Customer care is an essential part of any hospitality business. Customers provide income, and help make the business profitable.

When the needs of customers are met through high standards of customer care they return.

When their needs are not met and they experience poor service they do not return and this means loss of business and less profit.

With a wide variety of outlets to choose from, customers are not prepared to put up with low standards.

Providing good customer care involves:

  • Putting the customer first
  • Making them feel they are important and valued
  • Ensuring the environment is comfortable and safe
Good customer service.

There are 5 main customer expectations:

Value for money

Customers want to feel that they get good value for the quality of the products and services they receive. Good value does not mean cheap.

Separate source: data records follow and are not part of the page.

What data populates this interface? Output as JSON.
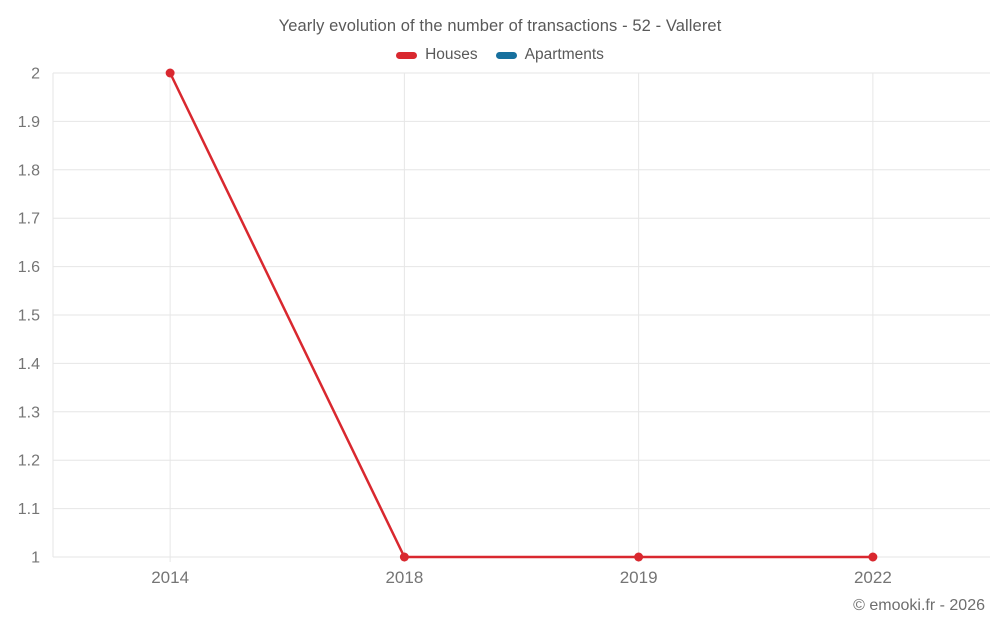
{
  "title": "Yearly evolution of the number of transactions - 52 - Valleret",
  "legend": {
    "items": [
      {
        "label": "Houses",
        "color": "#d9282f"
      },
      {
        "label": "Apartments",
        "color": "#17709e"
      }
    ]
  },
  "watermark": "© emooki.fr - 2026",
  "colors": {
    "houses": "#d9282f",
    "apartments": "#17709e",
    "gridline": "#e6e6e6",
    "tick_label": "#757575",
    "title_text": "#595959"
  },
  "chart_data": {
    "type": "line",
    "title": "Yearly evolution of the number of transactions - 52 - Valleret",
    "categories": [
      "2014",
      "2018",
      "2019",
      "2022"
    ],
    "series": [
      {
        "name": "Houses",
        "color": "#d9282f",
        "values": [
          2,
          1,
          1,
          1
        ]
      },
      {
        "name": "Apartments",
        "color": "#17709e",
        "values": []
      }
    ],
    "xlabel": "",
    "ylabel": "",
    "ylim": [
      1,
      2
    ],
    "ytick_labels": [
      "2",
      "1.9",
      "1.8",
      "1.7",
      "1.6",
      "1.5",
      "1.4",
      "1.3",
      "1.2",
      "1.1",
      "1"
    ],
    "grid": true,
    "legend_position": "top"
  }
}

When a customer goes to a fine dining restaurant they will expect to pay more, but they will also expect good surroundings, well turned out and highly trained staff as well as exceptional food.

Accuracy and reliability

Customers will expect the quality of products and services to be consistent. Products should be as described and the quality of the food should always be the same irrespective of which chef cooked it.

Items on the menu should be as described so the customer has accurate information when making a choice; if the menu describes a dish as made with breast of chicken then only breast should be used and not the leg or thigh.

When a delivery service tells the customer the order will be delivered in 15 minutes, then it should be. Bills and accounts should always be accurate.

Information, advice and help

Staff must understand the needs of the customer. In a restaurant waiting staff may be asked about a dish and it is essential that they know what is in it and can describe the ingredients so that the customer can make an informed choice.

Sometimes a customer may look unsure and if a member of staff observes this, help and advice should be offered.

This shows good service by being aware of the customer’s needs and providing information and advice before being asked - exceeding customer expectation.

Dealing with problems and complaints

Problems such as cold food, a room is not up to standard or a member of staff is rude can lead to complaints. These should be dealt with immediately in a pleasant and polite manner.

Some form of compensation should be offered, for example a reduction of the bill, moving to another room or a complimentary drink. This makes the customer feel valued and respected and they are likely to overlook the issue.

Other problems may not be caused by the business, like if a customer becomes ill, receives bad news or has lost an item.

When situations like this happen, the action taken by staff to provide help and support can go well above the expectations of the customer and have a positive impact on the business’s reputation

Health, safety and security

All businesses have a duty of care towards their customers. This means that employers and employees have a responsibility to ensure the premises are safe, clean, and secure for everyone.

Training of staff in all health and safety legislation should be in place so that customers are not put at risk.